25 October 2012 - EU environment ministers support plans to ensure the safe and environmentally sound recycling of ships but a debate on Thursday showed they disagree on the details.
Countries such as Spain, Germany and Sweden want the proposed regulation to apply by a specific date, rather than when the condition proposed by Cyprus EU presidency is met. France suggests it should happen within two years of publication.
However, Lithuania, Poland, Latvia and Bulgaria want it to apply on the entry into force of the 2009 Hong Kong convention on ship recycling, which could be years ahead. The draft regulation aims to implement the convention.

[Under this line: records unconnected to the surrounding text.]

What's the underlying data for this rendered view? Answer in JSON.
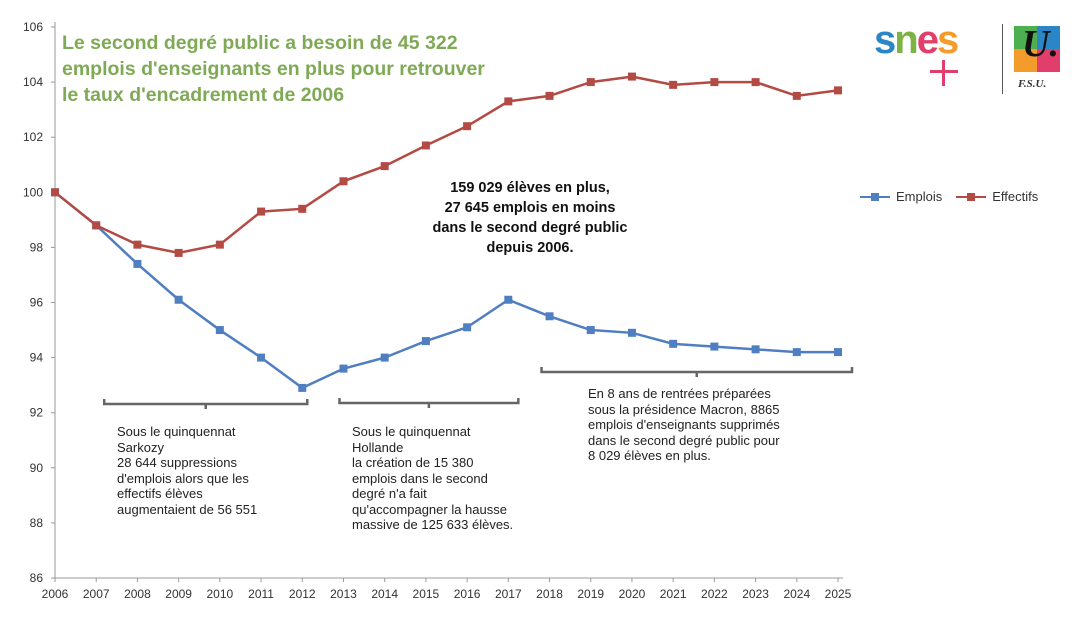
{
  "chart_data": {
    "type": "line",
    "title": "Le second degré public a besoin de 45 322 emplois d'enseignants en plus pour retrouver le taux d'encadrement de 2006",
    "x": [
      2006,
      2007,
      2008,
      2009,
      2010,
      2011,
      2012,
      2013,
      2014,
      2015,
      2016,
      2017,
      2018,
      2019,
      2020,
      2021,
      2022,
      2023,
      2024,
      2025
    ],
    "ylim": [
      86,
      106
    ],
    "yticks": [
      86,
      88,
      90,
      92,
      94,
      96,
      98,
      100,
      102,
      104,
      106
    ],
    "grid": false,
    "legend_position": "right",
    "series": [
      {
        "name": "Emplois",
        "color": "#4f7fc0",
        "values": [
          100,
          98.8,
          97.4,
          96.1,
          95.0,
          94.0,
          92.9,
          93.6,
          94.0,
          94.6,
          95.1,
          96.1,
          95.5,
          95.0,
          94.9,
          94.5,
          94.4,
          94.3,
          94.2,
          94.2
        ]
      },
      {
        "name": "Effectifs",
        "color": "#b34a44",
        "values": [
          100,
          98.8,
          98.1,
          97.8,
          98.1,
          99.3,
          99.4,
          100.4,
          100.95,
          101.7,
          102.4,
          103.3,
          103.5,
          104.0,
          104.2,
          103.9,
          104.0,
          104.0,
          103.5,
          103.7
        ]
      }
    ],
    "annotations": {
      "center": "159 029 élèves en plus,\n27 645 emplois en moins\ndans le second degré public\ndepuis 2006.",
      "sarkozy": {
        "range": [
          2007,
          2012
        ],
        "text": "Sous le quinquennat\nSarkozy\n28 644 suppressions\nd'emplois alors que les\neffectifs élèves\naugmentaient de 56 551"
      },
      "hollande": {
        "range": [
          2013,
          2017
        ],
        "text": "Sous le quinquennat\nHollande\nla création de 15 380\nemplois dans le second\ndegré n'a fait\nqu'accompagner la hausse\nmassive de 125 633 élèves."
      },
      "macron": {
        "range": [
          2018,
          2025
        ],
        "text": "En 8 ans de rentrées préparées\nsous la présidence Macron, 8865\nemplois d'enseignants supprimés\ndans le second degré public pour\n8 029 élèves en plus."
      }
    }
  },
  "logo": {
    "snes": "snes",
    "fsu_letter": "U.",
    "fsu": "F.S.U."
  }
}
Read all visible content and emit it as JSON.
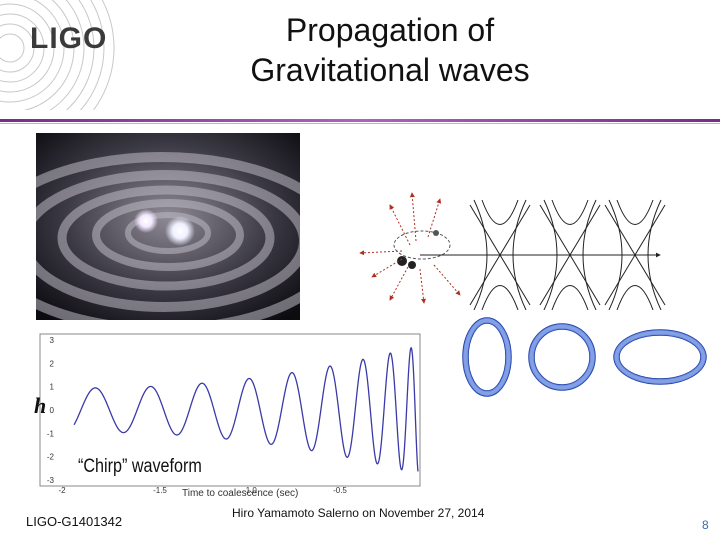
{
  "logo": {
    "text": "LIGO"
  },
  "title": {
    "line1": "Propagation of",
    "line2": "Gravitational waves"
  },
  "figure": {
    "y_symbol": "h",
    "annotation": "“Chirp” waveform",
    "xlabel": "Time to coalescence (sec)",
    "x_ticks": [
      "-2",
      "-1.5",
      "-1.0",
      "-0.5"
    ],
    "y_ticks": [
      "3",
      "2",
      "1",
      "0",
      "-1",
      "-2",
      "-3"
    ]
  },
  "footer": {
    "doc_id": "LIGO-G1401342",
    "presenter": "Hiro Yamamoto   Salerno on November 27, 2014",
    "page_number": "8"
  },
  "colors": {
    "title_rule": "#9a4aaa",
    "ring_fill": "#6f8fe0",
    "ring_stroke": "#1f3fa8",
    "wave": "#3a3aa8",
    "arrow": "#b03020"
  }
}
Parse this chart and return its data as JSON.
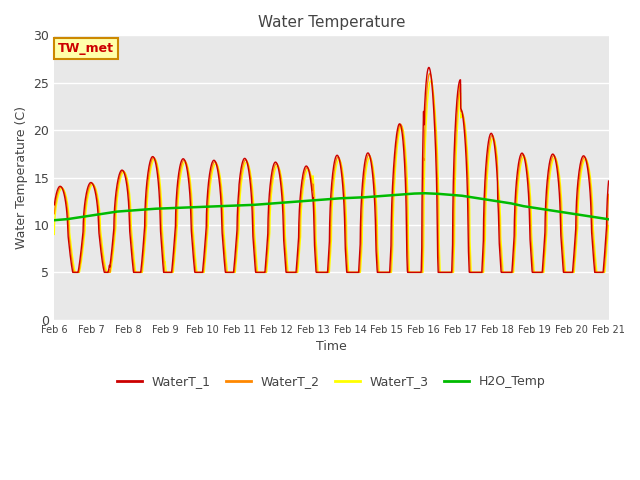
{
  "title": "Water Temperature",
  "ylabel": "Water Temperature (C)",
  "xlabel": "Time",
  "ylim": [
    0,
    30
  ],
  "label_TW_met": "TW_met",
  "bg_color": "#e8e8e8",
  "fig_bg": "#ffffff",
  "legend_entries": [
    "WaterT_1",
    "WaterT_2",
    "WaterT_3",
    "H2O_Temp"
  ],
  "colors": {
    "WaterT_1": "#cc0000",
    "WaterT_2": "#ff8800",
    "WaterT_3": "#ffff00",
    "H2O_Temp": "#00bb00"
  },
  "linewidths": {
    "WaterT_1": 1.0,
    "WaterT_2": 1.0,
    "WaterT_3": 1.0,
    "H2O_Temp": 1.8
  },
  "xtick_labels": [
    "Feb 6",
    "Feb 7",
    "Feb 8",
    "Feb 9",
    "Feb 10",
    "Feb 11",
    "Feb 12",
    "Feb 13",
    "Feb 14",
    "Feb 15",
    "Feb 16",
    "Feb 17",
    "Feb 18",
    "Feb 19",
    "Feb 20",
    "Feb 21"
  ],
  "xtick_positions": [
    6,
    7,
    8,
    9,
    10,
    11,
    12,
    13,
    14,
    15,
    16,
    17,
    18,
    19,
    20,
    21
  ],
  "h2o_vals": [
    10.5,
    10.6,
    10.8,
    11.0,
    11.2,
    11.4,
    11.5,
    11.6,
    11.7,
    11.75,
    11.8,
    11.85,
    11.9,
    11.95,
    12.0,
    12.05,
    12.1,
    12.2,
    12.3,
    12.4,
    12.5,
    12.6,
    12.7,
    12.8,
    12.85,
    12.9,
    13.0,
    13.1,
    13.2,
    13.3,
    13.35,
    13.3,
    13.2,
    13.1,
    12.9,
    12.7,
    12.5,
    12.3,
    12.0,
    11.8,
    11.6,
    11.4,
    11.2,
    11.0,
    10.8,
    10.6
  ]
}
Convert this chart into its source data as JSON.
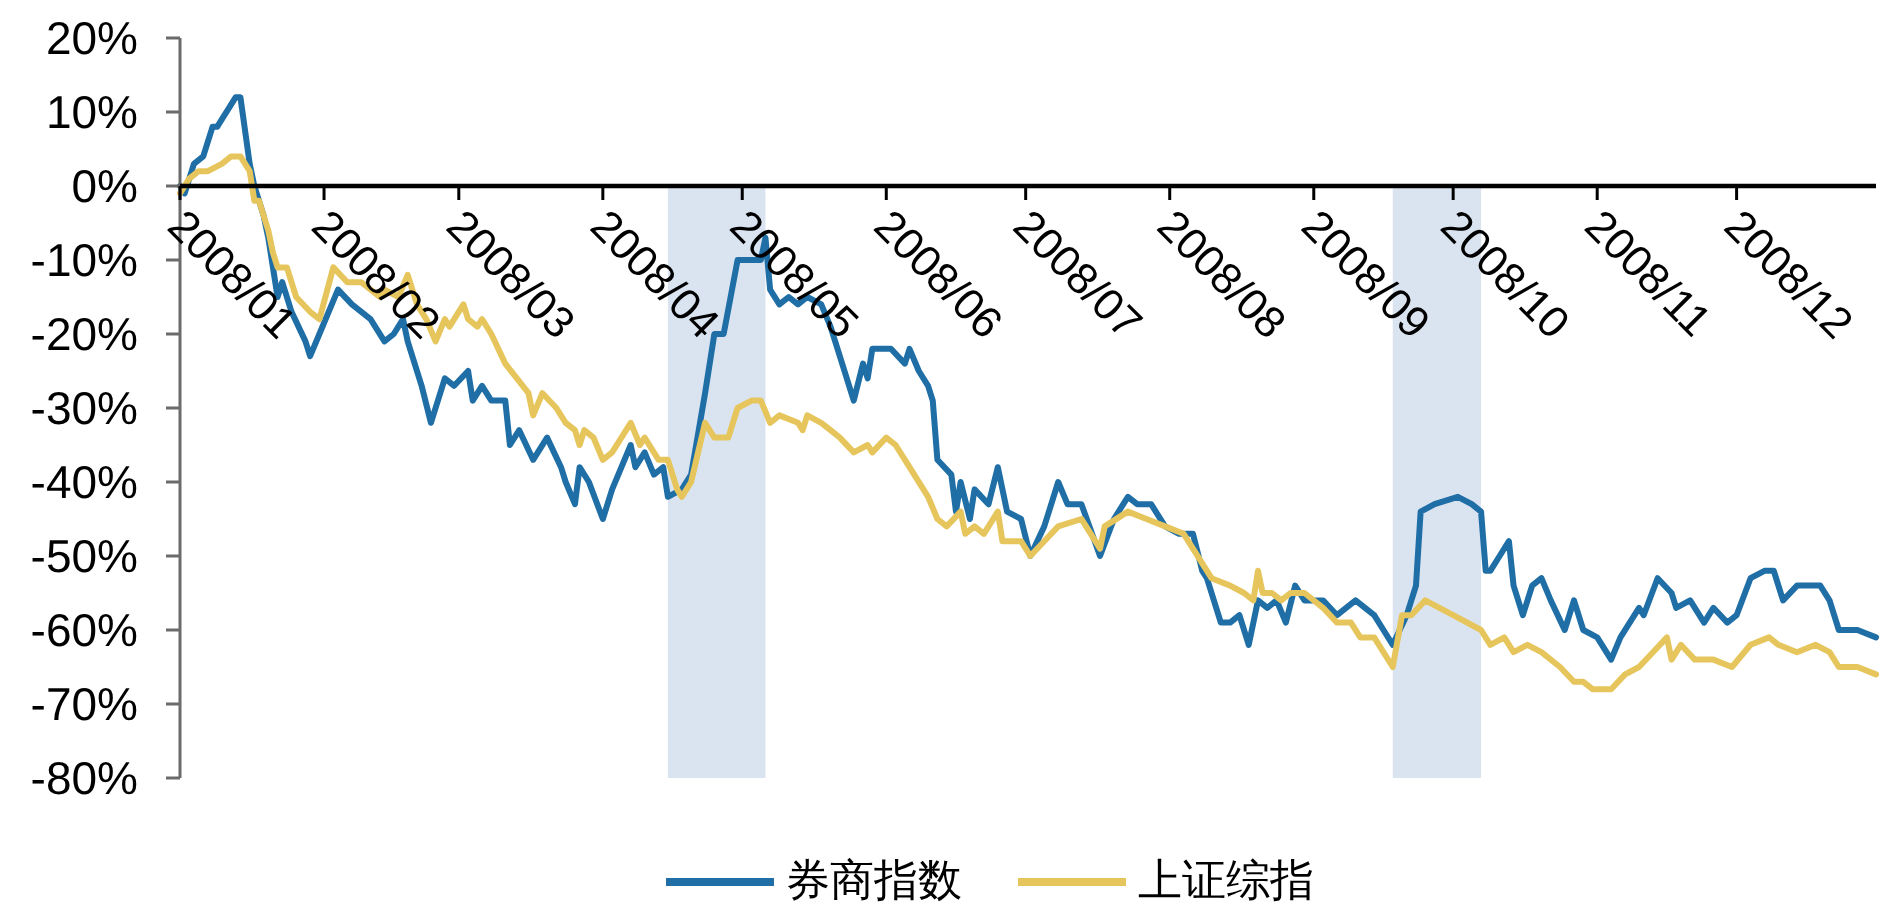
{
  "chart_data": {
    "type": "line",
    "xlim": [
      "2008-01-01",
      "2008-12-31"
    ],
    "xticks": [
      {
        "value": "2008-01-01",
        "label": "2008/01"
      },
      {
        "value": "2008-02-01",
        "label": "2008/02"
      },
      {
        "value": "2008-03-01",
        "label": "2008/03"
      },
      {
        "value": "2008-04-01",
        "label": "2008/04"
      },
      {
        "value": "2008-05-01",
        "label": "2008/05"
      },
      {
        "value": "2008-06-01",
        "label": "2008/06"
      },
      {
        "value": "2008-07-01",
        "label": "2008/07"
      },
      {
        "value": "2008-08-01",
        "label": "2008/08"
      },
      {
        "value": "2008-09-01",
        "label": "2008/09"
      },
      {
        "value": "2008-10-01",
        "label": "2008/10"
      },
      {
        "value": "2008-11-01",
        "label": "2008/11"
      },
      {
        "value": "2008-12-01",
        "label": "2008/12"
      }
    ],
    "ylim": [
      -80,
      20
    ],
    "yticks": [
      {
        "value": -80,
        "label": "-80%"
      },
      {
        "value": -70,
        "label": "-70%"
      },
      {
        "value": -60,
        "label": "-60%"
      },
      {
        "value": -50,
        "label": "-50%"
      },
      {
        "value": -40,
        "label": "-40%"
      },
      {
        "value": -30,
        "label": "-30%"
      },
      {
        "value": -20,
        "label": "-20%"
      },
      {
        "value": -10,
        "label": "-10%"
      },
      {
        "value": 0,
        "label": "0%"
      },
      {
        "value": 10,
        "label": "10%"
      },
      {
        "value": 20,
        "label": "20%"
      }
    ],
    "legend": "bottom",
    "bands": [
      {
        "axis": "x",
        "from": "2008-04-15",
        "to": "2008-05-06",
        "color": "#b5c9e3"
      },
      {
        "axis": "x",
        "from": "2008-09-18",
        "to": "2008-10-07",
        "color": "#b5c9e3"
      }
    ],
    "series": [
      {
        "name": "券商指数",
        "color": "#1f6ea6",
        "x": [
          "2008-01-01",
          "2008-01-02",
          "2008-01-04",
          "2008-01-06",
          "2008-01-08",
          "2008-01-09",
          "2008-01-10",
          "2008-01-13",
          "2008-01-14",
          "2008-01-16",
          "2008-01-17",
          "2008-01-19",
          "2008-01-20",
          "2008-01-22",
          "2008-01-23",
          "2008-01-25",
          "2008-01-28",
          "2008-01-29",
          "2008-01-31",
          "2008-02-04",
          "2008-02-07",
          "2008-02-11",
          "2008-02-14",
          "2008-02-16",
          "2008-02-18",
          "2008-02-19",
          "2008-02-22",
          "2008-02-24",
          "2008-02-27",
          "2008-02-29",
          "2008-03-03",
          "2008-03-04",
          "2008-03-06",
          "2008-03-08",
          "2008-03-11",
          "2008-03-12",
          "2008-03-14",
          "2008-03-17",
          "2008-03-20",
          "2008-03-23",
          "2008-03-24",
          "2008-03-26",
          "2008-03-27",
          "2008-03-29",
          "2008-04-01",
          "2008-04-03",
          "2008-04-07",
          "2008-04-08",
          "2008-04-10",
          "2008-04-12",
          "2008-04-14",
          "2008-04-15",
          "2008-04-18",
          "2008-04-20",
          "2008-04-23",
          "2008-04-25",
          "2008-04-27",
          "2008-04-30",
          "2008-05-01",
          "2008-05-05",
          "2008-05-06",
          "2008-05-07",
          "2008-05-09",
          "2008-05-11",
          "2008-05-13",
          "2008-05-15",
          "2008-05-18",
          "2008-05-20",
          "2008-05-22",
          "2008-05-25",
          "2008-05-27",
          "2008-05-28",
          "2008-05-29",
          "2008-06-02",
          "2008-06-05",
          "2008-06-06",
          "2008-06-08",
          "2008-06-10",
          "2008-06-11",
          "2008-06-12",
          "2008-06-15",
          "2008-06-16",
          "2008-06-17",
          "2008-06-19",
          "2008-06-20",
          "2008-06-23",
          "2008-06-25",
          "2008-06-27",
          "2008-06-30",
          "2008-07-02",
          "2008-07-05",
          "2008-07-08",
          "2008-07-10",
          "2008-07-13",
          "2008-07-17",
          "2008-07-20",
          "2008-07-23",
          "2008-07-25",
          "2008-07-28",
          "2008-07-31",
          "2008-08-03",
          "2008-08-06",
          "2008-08-08",
          "2008-08-09",
          "2008-08-12",
          "2008-08-14",
          "2008-08-16",
          "2008-08-18",
          "2008-08-20",
          "2008-08-22",
          "2008-08-24",
          "2008-08-26",
          "2008-08-28",
          "2008-08-30",
          "2008-09-03",
          "2008-09-06",
          "2008-09-10",
          "2008-09-14",
          "2008-09-16",
          "2008-09-18",
          "2008-09-21",
          "2008-09-23",
          "2008-09-24",
          "2008-09-27",
          "2008-10-02",
          "2008-10-05",
          "2008-10-07",
          "2008-10-08",
          "2008-10-09",
          "2008-10-11",
          "2008-10-13",
          "2008-10-14",
          "2008-10-16",
          "2008-10-18",
          "2008-10-20",
          "2008-10-22",
          "2008-10-25",
          "2008-10-27",
          "2008-10-29",
          "2008-11-01",
          "2008-11-04",
          "2008-11-06",
          "2008-11-10",
          "2008-11-11",
          "2008-11-14",
          "2008-11-17",
          "2008-11-18",
          "2008-11-21",
          "2008-11-24",
          "2008-11-26",
          "2008-11-29",
          "2008-12-01",
          "2008-12-04",
          "2008-12-07",
          "2008-12-09",
          "2008-12-11",
          "2008-12-14",
          "2008-12-19",
          "2008-12-21",
          "2008-12-23",
          "2008-12-27",
          "2008-12-31"
        ],
        "values": [
          0,
          -1,
          3,
          4,
          8,
          8,
          9,
          12,
          12,
          3,
          0,
          -4,
          -7,
          -15,
          -13,
          -17,
          -21,
          -23,
          -20,
          -14,
          -16,
          -18,
          -21,
          -20,
          -18,
          -21,
          -27,
          -32,
          -26,
          -27,
          -25,
          -29,
          -27,
          -29,
          -29,
          -35,
          -33,
          -37,
          -34,
          -38,
          -40,
          -43,
          -38,
          -40,
          -45,
          -41,
          -35,
          -38,
          -36,
          -39,
          -38,
          -42,
          -41,
          -39,
          -28,
          -20,
          -20,
          -10,
          -10,
          -10,
          -7,
          -14,
          -16,
          -15,
          -16,
          -15,
          -16,
          -19,
          -23,
          -29,
          -24,
          -26,
          -22,
          -22,
          -24,
          -22,
          -25,
          -27,
          -29,
          -37,
          -39,
          -44,
          -40,
          -45,
          -41,
          -43,
          -38,
          -44,
          -45,
          -50,
          -46,
          -40,
          -43,
          -43,
          -50,
          -45,
          -42,
          -43,
          -43,
          -46,
          -47,
          -47,
          -52,
          -53,
          -59,
          -59,
          -58,
          -62,
          -56,
          -57,
          -56,
          -59,
          -54,
          -56,
          -56,
          -58,
          -56,
          -58,
          -60,
          -62,
          -58,
          -54,
          -44,
          -43,
          -42,
          -43,
          -44,
          -52,
          -52,
          -50,
          -48,
          -54,
          -58,
          -54,
          -53,
          -56,
          -60,
          -56,
          -60,
          -61,
          -64,
          -61,
          -57,
          -58,
          -53,
          -55,
          -57,
          -56,
          -59,
          -57,
          -59,
          -58,
          -53,
          -52,
          -52,
          -56,
          -54,
          -54,
          -56,
          -60,
          -60,
          -61
        ]
      },
      {
        "name": "上证综指",
        "color": "#e6c65c",
        "x": [
          "2008-01-01",
          "2008-01-03",
          "2008-01-05",
          "2008-01-07",
          "2008-01-10",
          "2008-01-12",
          "2008-01-14",
          "2008-01-16",
          "2008-01-17",
          "2008-01-18",
          "2008-01-20",
          "2008-01-21",
          "2008-01-22",
          "2008-01-24",
          "2008-01-26",
          "2008-01-29",
          "2008-01-31",
          "2008-02-03",
          "2008-02-06",
          "2008-02-09",
          "2008-02-13",
          "2008-02-14",
          "2008-02-17",
          "2008-02-19",
          "2008-02-21",
          "2008-02-23",
          "2008-02-25",
          "2008-02-27",
          "2008-02-28",
          "2008-03-02",
          "2008-03-03",
          "2008-03-05",
          "2008-03-06",
          "2008-03-08",
          "2008-03-11",
          "2008-03-16",
          "2008-03-17",
          "2008-03-19",
          "2008-03-22",
          "2008-03-24",
          "2008-03-26",
          "2008-03-27",
          "2008-03-28",
          "2008-03-30",
          "2008-04-01",
          "2008-04-03",
          "2008-04-07",
          "2008-04-09",
          "2008-04-10",
          "2008-04-13",
          "2008-04-15",
          "2008-04-17",
          "2008-04-18",
          "2008-04-20",
          "2008-04-23",
          "2008-04-25",
          "2008-04-28",
          "2008-04-30",
          "2008-05-03",
          "2008-05-05",
          "2008-05-07",
          "2008-05-09",
          "2008-05-13",
          "2008-05-14",
          "2008-05-15",
          "2008-05-18",
          "2008-05-20",
          "2008-05-22",
          "2008-05-25",
          "2008-05-28",
          "2008-05-29",
          "2008-06-01",
          "2008-06-03",
          "2008-06-06",
          "2008-06-10",
          "2008-06-12",
          "2008-06-14",
          "2008-06-17",
          "2008-06-18",
          "2008-06-20",
          "2008-06-22",
          "2008-06-25",
          "2008-06-26",
          "2008-06-30",
          "2008-07-02",
          "2008-07-05",
          "2008-07-08",
          "2008-07-13",
          "2008-07-14",
          "2008-07-17",
          "2008-07-18",
          "2008-07-23",
          "2008-07-27",
          "2008-07-31",
          "2008-08-04",
          "2008-08-08",
          "2008-08-10",
          "2008-08-14",
          "2008-08-17",
          "2008-08-19",
          "2008-08-20",
          "2008-08-21",
          "2008-08-23",
          "2008-08-25",
          "2008-08-27",
          "2008-08-30",
          "2008-09-03",
          "2008-09-06",
          "2008-09-09",
          "2008-09-11",
          "2008-09-14",
          "2008-09-18",
          "2008-09-20",
          "2008-09-22",
          "2008-09-25",
          "2008-10-01",
          "2008-10-07",
          "2008-10-09",
          "2008-10-12",
          "2008-10-14",
          "2008-10-17",
          "2008-10-20",
          "2008-10-24",
          "2008-10-27",
          "2008-10-29",
          "2008-10-31",
          "2008-11-04",
          "2008-11-07",
          "2008-11-10",
          "2008-11-13",
          "2008-11-16",
          "2008-11-17",
          "2008-11-19",
          "2008-11-22",
          "2008-11-26",
          "2008-11-30",
          "2008-12-04",
          "2008-12-08",
          "2008-12-10",
          "2008-12-14",
          "2008-12-18",
          "2008-12-21",
          "2008-12-23",
          "2008-12-27",
          "2008-12-31"
        ],
        "values": [
          -1,
          1,
          2,
          2,
          3,
          4,
          4,
          2,
          -2,
          -2,
          -6,
          -9,
          -11,
          -11,
          -15,
          -17,
          -18,
          -11,
          -13,
          -13,
          -15,
          -14,
          -15,
          -12,
          -16,
          -18,
          -21,
          -18,
          -19,
          -16,
          -18,
          -19,
          -18,
          -20,
          -24,
          -28,
          -31,
          -28,
          -30,
          -32,
          -33,
          -35,
          -33,
          -34,
          -37,
          -36,
          -32,
          -35,
          -34,
          -37,
          -37,
          -41,
          -42,
          -40,
          -32,
          -34,
          -34,
          -30,
          -29,
          -29,
          -32,
          -31,
          -32,
          -33,
          -31,
          -32,
          -33,
          -34,
          -36,
          -35,
          -36,
          -34,
          -35,
          -38,
          -42,
          -45,
          -46,
          -44,
          -47,
          -46,
          -47,
          -44,
          -48,
          -48,
          -50,
          -48,
          -46,
          -45,
          -46,
          -49,
          -46,
          -44,
          -45,
          -46,
          -47,
          -51,
          -53,
          -54,
          -55,
          -56,
          -52,
          -55,
          -55,
          -56,
          -55,
          -55,
          -57,
          -59,
          -59,
          -61,
          -61,
          -65,
          -58,
          -58,
          -56,
          -58,
          -60,
          -62,
          -61,
          -63,
          -62,
          -63,
          -65,
          -67,
          -67,
          -68,
          -68,
          -66,
          -65,
          -63,
          -61,
          -64,
          -62,
          -64,
          -64,
          -65,
          -62,
          -61,
          -62,
          -63,
          -62,
          -63,
          -65,
          -65,
          -66
        ]
      }
    ]
  }
}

The disagreement is caused by concerns that early implementation could harm the competitiveness of European shipping and ports. But further extending the regulation to cover non-EU ships, as backed by the ministers, would help address the risk of EU vessels changing flag before being recycling.
The risk would also be mitigated by providing a financial incentive to retain a member states’ flag before recycling, as supported by Poland and parliamentary rapporteur Carl Schylter. The MEP will publish his recommendations shortly.
Environment ministers meeting in Luxembourg were also split on including requirements going beyond the Hong Kong convention, such as a European list of recycling facilities in developing countries that may accept EU-flagged ships.
Green groups have warned that permitting their export would clash with the continued application of the Basel convention on hazardous waste exports to EU ships, which a number of countries including Germany and Finland want to maintain.
The member states also significantly weakened rules on penalties for non-compliance proposed by the European Commission, which was a disappointment for environment commissioner Janez Potočnik. The presidency text merely says that non-compliant ships “may be warned, fined, detained, dismissed or excluded from EU ports”.